Wednesday, August 1, 2012

Revenue Finds that Taxpayer Provided Some Evidence that "Throwback Sales" Improper Due to Company Nexus with Other States

The Department made several adjustments to Taxpayer's sales factor. The Department attributed to Indiana certain of the sales made to locations in other states. The Department treated these sales as "throwback" sales attributed to Indiana. IC § 6-3-2-2(e), (n). The decision resulted in an increase in Taxpayer's corporate adjusted gross income tax. Taxpayer protests the Department's assessment of adjusted gross income tax for the 2005, 2006, and 2007 tax years and the Department's denial of its refund for the 2004 tax year based upon these adjustments to its sales factor. Taxpayer maintains that the throw-back rule is not warranted for sales to a number of states.

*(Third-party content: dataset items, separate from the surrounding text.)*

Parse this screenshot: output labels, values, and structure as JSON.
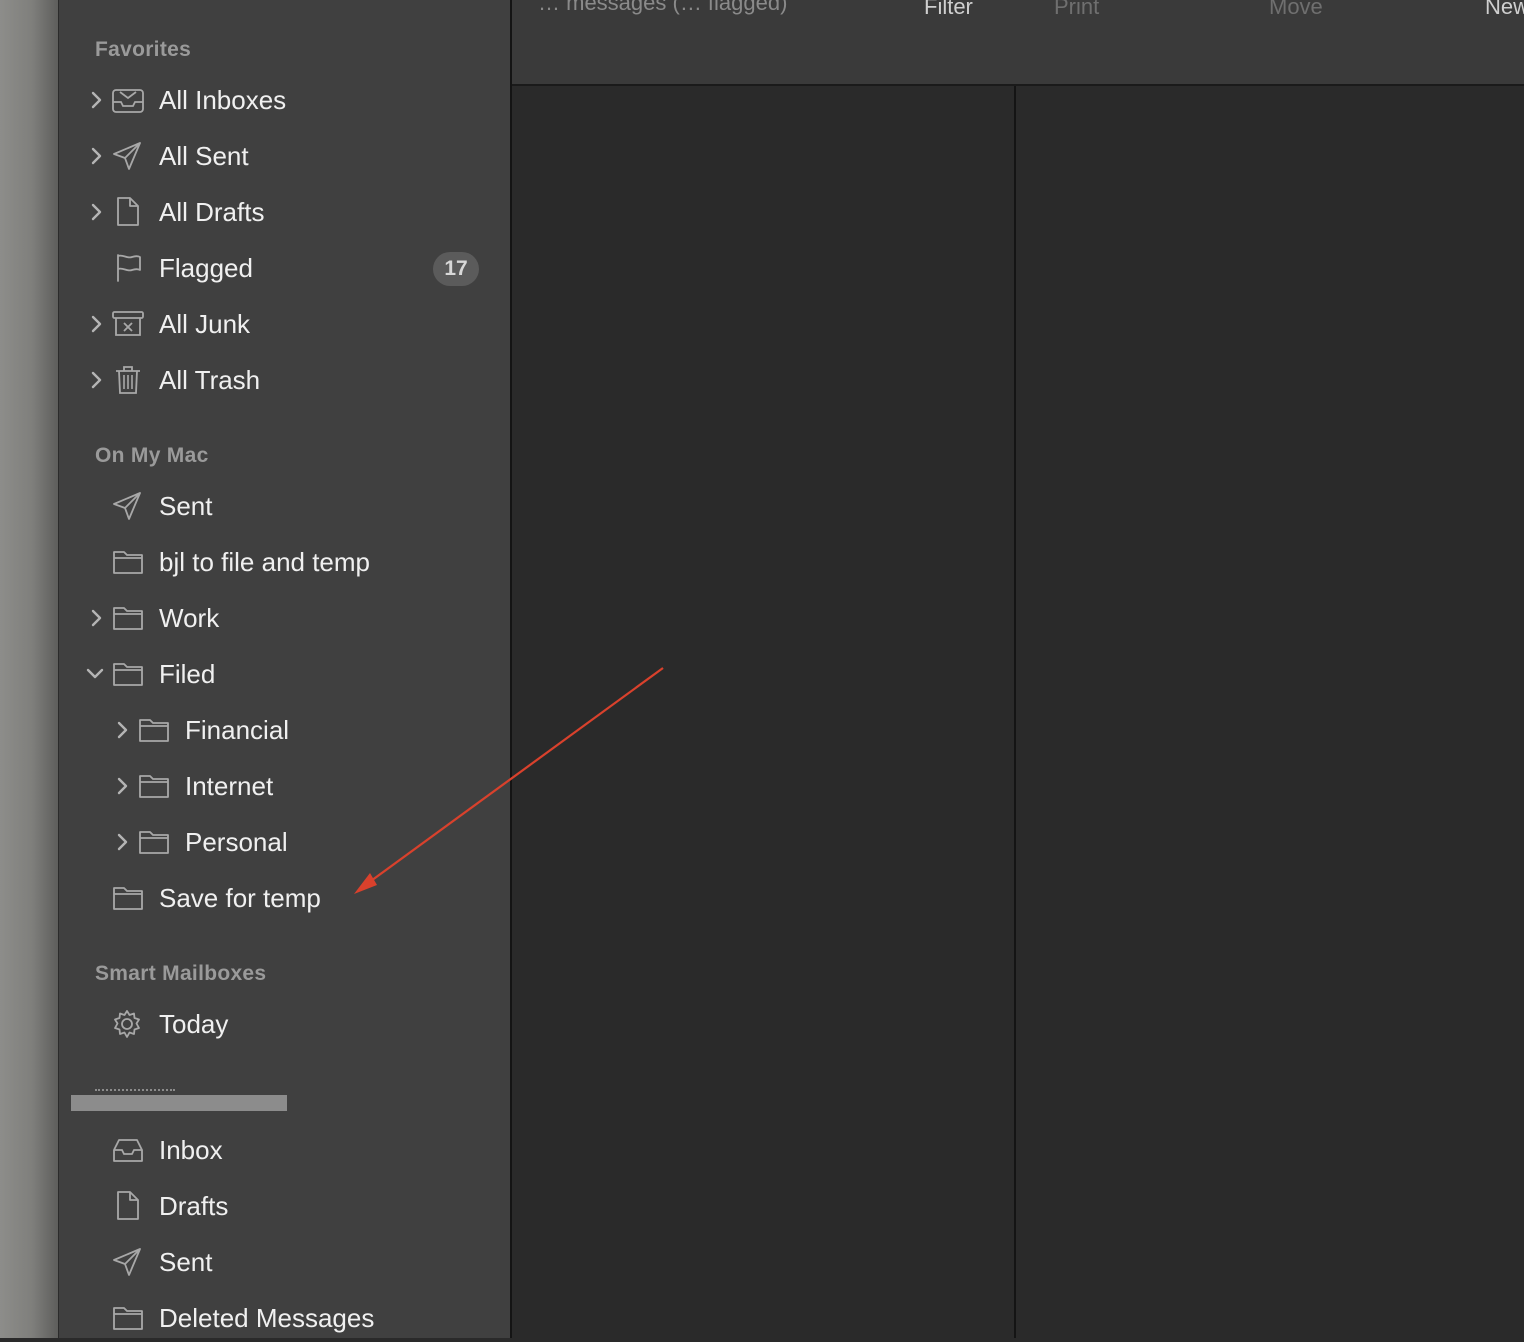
{
  "toolbar": {
    "subtitle": "… messages (… flagged)",
    "buttons": [
      {
        "label": "Filter",
        "enabled": true
      },
      {
        "label": "Print",
        "enabled": false
      },
      {
        "label": "Move",
        "enabled": false
      },
      {
        "label": "New",
        "enabled": true
      }
    ]
  },
  "colors": {
    "annotation_arrow": "#d9412c",
    "sidebar_bg": "#404040",
    "content_bg": "#2a2a2a"
  },
  "sidebar": {
    "favorites": {
      "header": "Favorites",
      "items": [
        {
          "label": "All Inboxes",
          "icon": "inbox-tray-icon",
          "expandable": true
        },
        {
          "label": "All Sent",
          "icon": "paper-plane-icon",
          "expandable": true
        },
        {
          "label": "All Drafts",
          "icon": "document-icon",
          "expandable": true
        },
        {
          "label": "Flagged",
          "icon": "flag-icon",
          "expandable": false,
          "badge": "17"
        },
        {
          "label": "All Junk",
          "icon": "junk-bin-icon",
          "expandable": true
        },
        {
          "label": "All Trash",
          "icon": "trash-icon",
          "expandable": true
        }
      ]
    },
    "on_my_mac": {
      "header": "On My Mac",
      "items": [
        {
          "label": "Sent",
          "icon": "paper-plane-icon",
          "expandable": false
        },
        {
          "label": "bjl to file and temp",
          "icon": "folder-icon",
          "expandable": false
        },
        {
          "label": "Work",
          "icon": "folder-icon",
          "expandable": true
        },
        {
          "label": "Filed",
          "icon": "folder-icon",
          "expandable": true,
          "expanded": true
        },
        {
          "label": "Financial",
          "icon": "folder-icon",
          "expandable": true,
          "level": 1
        },
        {
          "label": "Internet",
          "icon": "folder-icon",
          "expandable": true,
          "level": 1
        },
        {
          "label": "Personal",
          "icon": "folder-icon",
          "expandable": true,
          "level": 1
        },
        {
          "label": "Save for temp",
          "icon": "folder-icon",
          "expandable": false
        }
      ]
    },
    "smart_mailboxes": {
      "header": "Smart Mailboxes",
      "items": [
        {
          "label": "Today",
          "icon": "gear-icon",
          "expandable": false
        }
      ]
    },
    "account": {
      "items": [
        {
          "label": "Inbox",
          "icon": "inbox-tray-icon",
          "expandable": false
        },
        {
          "label": "Drafts",
          "icon": "document-icon",
          "expandable": false
        },
        {
          "label": "Sent",
          "icon": "paper-plane-icon",
          "expandable": false
        },
        {
          "label": "Deleted Messages",
          "icon": "folder-icon",
          "expandable": false
        }
      ]
    }
  }
}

The Department determined that, for purposes of calculating taxpayer's Indiana tax liability, the receipts from sales to out-of-state customers should be thrown back to Indiana because the sales were made within jurisdictions where the taxpayer did not have nexus with the state. The audit based its decision on Example 5 of 45 IAC 3.1-1-53 which states that "[i]f the taxpayer is not taxable in the state of the purchaser, the sale is attributed to [Indiana] if the property is shipped from an office, store, warehouse, factory, or other place of storage in this state." Such sales are designated as "throw-back" sales. Id.

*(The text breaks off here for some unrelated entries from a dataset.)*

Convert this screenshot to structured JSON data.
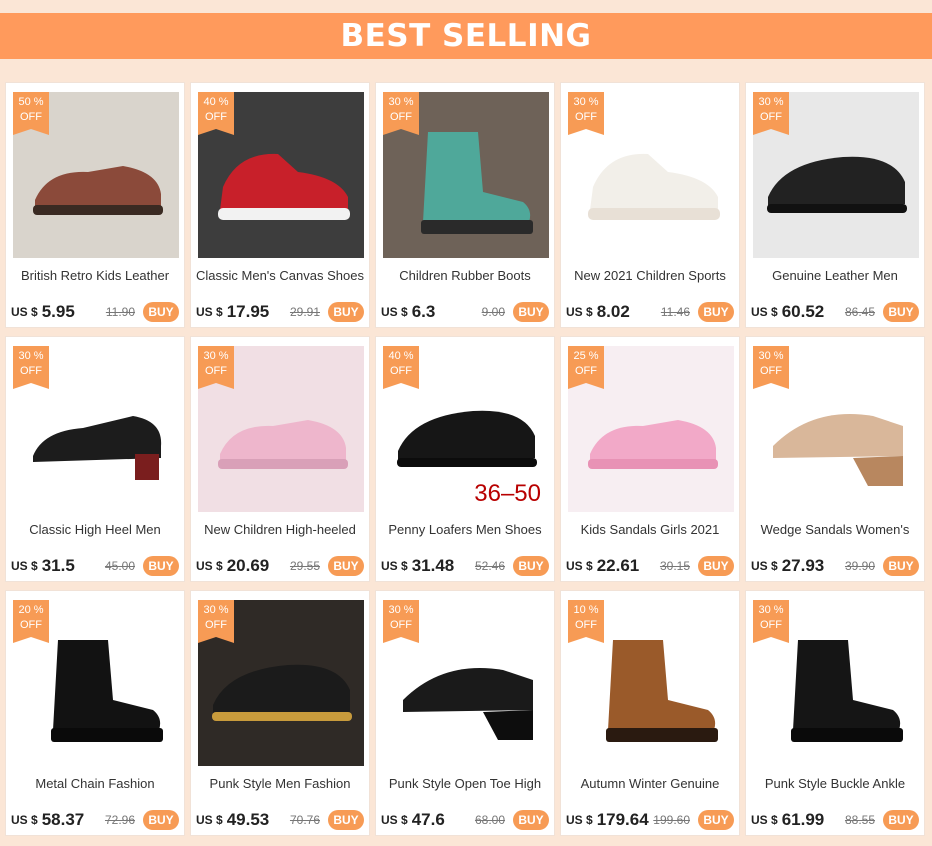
{
  "banner": {
    "title": "BEST SELLING"
  },
  "currency_label": "US $",
  "buy_label": "BUY",
  "off_label": "OFF",
  "products": [
    {
      "discount": "50 %",
      "name": "British Retro Kids Leather",
      "price": "5.95",
      "old_price": "11.90",
      "icon": "kids-leather-shoes-photo"
    },
    {
      "discount": "40 %",
      "name": "Classic Men's Canvas Shoes",
      "price": "17.95",
      "old_price": "29.91",
      "icon": "red-canvas-shoe-photo"
    },
    {
      "discount": "30 %",
      "name": "Children Rubber Boots",
      "price": "6.3",
      "old_price": "9.00",
      "icon": "floral-boots-photo"
    },
    {
      "discount": "30 %",
      "name": "New 2021 Children Sports",
      "price": "8.02",
      "old_price": "11.46",
      "icon": "sports-sneakers-photo"
    },
    {
      "discount": "30 %",
      "name": "Genuine Leather Men",
      "price": "60.52",
      "old_price": "86.45",
      "icon": "leather-loafers-photo"
    },
    {
      "discount": "30 %",
      "name": "Classic High Heel Men",
      "price": "31.5",
      "old_price": "45.00",
      "icon": "high-heel-men-shoe-photo"
    },
    {
      "discount": "30 %",
      "name": "New Children High-heeled",
      "price": "20.69",
      "old_price": "29.55",
      "icon": "pink-glitter-shoes-photo"
    },
    {
      "discount": "40 %",
      "name": "Penny Loafers Men Shoes",
      "price": "31.48",
      "old_price": "52.46",
      "icon": "penny-loafer-photo",
      "extra_text": "36–50"
    },
    {
      "discount": "25 %",
      "name": "Kids Sandals Girls 2021",
      "price": "22.61",
      "old_price": "30.15",
      "icon": "pink-sandals-photo"
    },
    {
      "discount": "30 %",
      "name": "Wedge Sandals Women's",
      "price": "27.93",
      "old_price": "39.90",
      "icon": "wedge-sandal-photo"
    },
    {
      "discount": "20 %",
      "name": "Metal Chain Fashion",
      "price": "58.37",
      "old_price": "72.96",
      "icon": "chain-boot-photo"
    },
    {
      "discount": "30 %",
      "name": "Punk Style Men Fashion",
      "price": "49.53",
      "old_price": "70.76",
      "icon": "studded-loafer-photo"
    },
    {
      "discount": "30 %",
      "name": "Punk Style Open Toe High",
      "price": "47.6",
      "old_price": "68.00",
      "icon": "platform-sandal-photo"
    },
    {
      "discount": "10 %",
      "name": "Autumn Winter Genuine",
      "price": "179.64",
      "old_price": "199.60",
      "icon": "brown-ankle-boot-photo"
    },
    {
      "discount": "30 %",
      "name": "Punk Style Buckle Ankle",
      "price": "61.99",
      "old_price": "88.55",
      "icon": "buckle-ankle-boot-photo"
    }
  ]
}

Taxpayer asserts that it has nexus in several states and, therefore, the throw-back rule is not applicable. Taxpayer maintains that in addition to its sales force in these states, it has employees that supervise clinical trials that are being conducted by independent investigator/physicians. Taxpayer states that these supervisory duties give it nexus in these states where the clinical trials were conducted.

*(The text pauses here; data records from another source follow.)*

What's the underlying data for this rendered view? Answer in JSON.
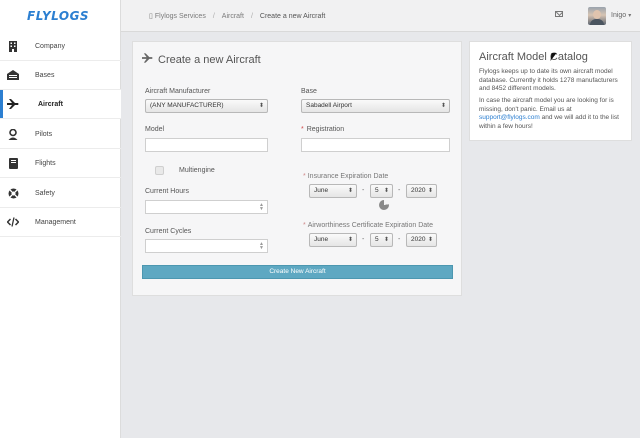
{
  "app": {
    "logo": "FLYLOGS"
  },
  "sidebar": {
    "items": [
      {
        "label": "Company",
        "icon": "building-icon"
      },
      {
        "label": "Bases",
        "icon": "hangar-icon"
      },
      {
        "label": "Aircraft",
        "icon": "plane-icon",
        "active": true
      },
      {
        "label": "Pilots",
        "icon": "pilot-icon"
      },
      {
        "label": "Flights",
        "icon": "logbook-icon"
      },
      {
        "label": "Safety",
        "icon": "lifebuoy-icon"
      },
      {
        "label": "Management",
        "icon": "code-icon"
      }
    ]
  },
  "header": {
    "breadcrumbs": [
      "Flylogs Services",
      "Aircraft",
      "Create a new Aircraft"
    ],
    "user_name": "Inigo"
  },
  "form": {
    "title": "Create a new Aircraft",
    "manufacturer_label": "Aircraft Manufacturer",
    "manufacturer_value": "(ANY MANUFACTURER)",
    "base_label": "Base",
    "base_value": "Sabadell Airport",
    "model_label": "Model",
    "model_value": "",
    "registration_label": "Registration",
    "registration_value": "",
    "multiengine_label": "Multiengine",
    "multiengine_checked": false,
    "hours_label": "Current Hours",
    "hours_value": "",
    "cycles_label": "Current Cycles",
    "cycles_value": "",
    "insurance_label": "Insurance Expiration Date",
    "insurance_month": "June",
    "insurance_day": "5",
    "insurance_year": "2020",
    "airworthiness_label": "Airworthiness Certificate Expiration Date",
    "airworthiness_month": "June",
    "airworthiness_day": "5",
    "airworthiness_year": "2020",
    "date_separator": "-",
    "submit_label": "Create New Aircraft"
  },
  "catalog": {
    "title": "Aircraft Model Catalog",
    "paragraph1": "Flylogs keeps up to date its own aircraft model database. Currently it holds 1278 manufacturers and 8452 different models.",
    "paragraph2_before": "In case the aircraft model you are looking for is missing, don't panic. Email us at",
    "support_email": "support@flylogs.com",
    "paragraph2_after": "and we will add it to the list within a few hours!"
  },
  "colors": {
    "accent": "#2c7fd1",
    "primary_button": "#5ea8c2",
    "required": "#d04a4a"
  }
}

During the protest, Taxpayer provided additional documentation–including supervisors' travel documentation, lists of the clinical trial locations, and supervisors' log sheets. Based upon this documentation, Taxpayer has established that in these states where the clinical trials are located it has "nexus" and, therefore, was subject to "a net income tax, a franchise tax measured by net income, a franchise tax for the privilege of doing business, or a corporate stock tax," sales to customers in these states should not be thrown back to Indiana. Thus, Taxpayer's protest is sustained in part to the extent that sales to these states where Taxpayer presented documentation that clinical trials were being conducted have been thrown back to Indiana. However, Taxpayer's protest is denied to the extent that sales to these states where Taxpayer failed to present documentation of the conducting of the clinical trials. The file will be returned to the audit division where they are requested to review the submitted documentation and make whatever adjustments it deems appropriate.